Wednesday, October 5, 2011



vanilla pumpkin bread

Wednesday, October 5, 2011
See you later, summer.  The weather has finally gotten cooler here in Boston and I celebrated the passing of summer by baking two loaves of pumpkin bread (one for me, one for my coworkers at the office).  I'm fairly indifferent towards pumpkin as a flavoring, but it seemed like something quick I could whip up that would leave my apartment warm and smelling good.  Both of these things are true.  The pudding keeps this bread extra moist, and adds a hint of vanilla flavoring.


Vanilla Pumpkin Bread


Ingredients:
  • 5 eggs 
  • 1 1/4 cups vegetable oil 
  • 1 can (15 oz.) pumpkin 
  • 2 cups all-purpose flour 
  • 2 cups sugar 
  • 2 pkgs. (3 oz. each) cook-and-serve vanilla pudding mix 
  • 1 tsp. baking soda 
  • 1 tsp. ground cinnamon 
  • 1/2 tsp. salt 

  1. Preheat oven to 325 degrees. 
  2. In a mixing bowl, beat the eggs.

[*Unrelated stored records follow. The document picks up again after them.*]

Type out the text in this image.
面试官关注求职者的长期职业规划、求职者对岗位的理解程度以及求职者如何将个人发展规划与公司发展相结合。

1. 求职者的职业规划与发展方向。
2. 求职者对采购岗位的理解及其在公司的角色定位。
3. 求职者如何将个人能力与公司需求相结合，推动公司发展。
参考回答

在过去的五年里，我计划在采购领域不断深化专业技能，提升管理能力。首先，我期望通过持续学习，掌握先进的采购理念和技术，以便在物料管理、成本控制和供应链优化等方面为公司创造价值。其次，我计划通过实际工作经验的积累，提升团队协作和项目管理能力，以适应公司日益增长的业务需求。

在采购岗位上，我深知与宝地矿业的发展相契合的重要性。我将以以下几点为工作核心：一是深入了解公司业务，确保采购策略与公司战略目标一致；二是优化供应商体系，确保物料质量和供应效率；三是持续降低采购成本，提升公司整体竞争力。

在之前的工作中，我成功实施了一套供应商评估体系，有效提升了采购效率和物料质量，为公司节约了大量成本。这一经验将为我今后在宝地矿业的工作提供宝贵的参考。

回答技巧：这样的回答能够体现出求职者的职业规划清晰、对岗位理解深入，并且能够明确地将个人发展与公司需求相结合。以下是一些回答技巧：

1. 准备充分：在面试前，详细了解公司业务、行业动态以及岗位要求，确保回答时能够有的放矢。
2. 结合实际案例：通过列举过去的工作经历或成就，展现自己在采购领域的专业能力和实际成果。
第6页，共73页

Add oil and pumpkin; beat until smooth. 
  3. Combine remaining ingredients; gradually beat into pumpkin mixture. 
  4. Pour batter into 2 greased 8 x 4 x 2" loaf pans for 75-80 minutes OR 5 greased 5 x 2.5 x 2" inch loaf pans for 50-55 minutes / until a toothpick inserted near the center comes out clean.
  5.  Cool for 10 minutes; remove from pans to wire racks to cool completely.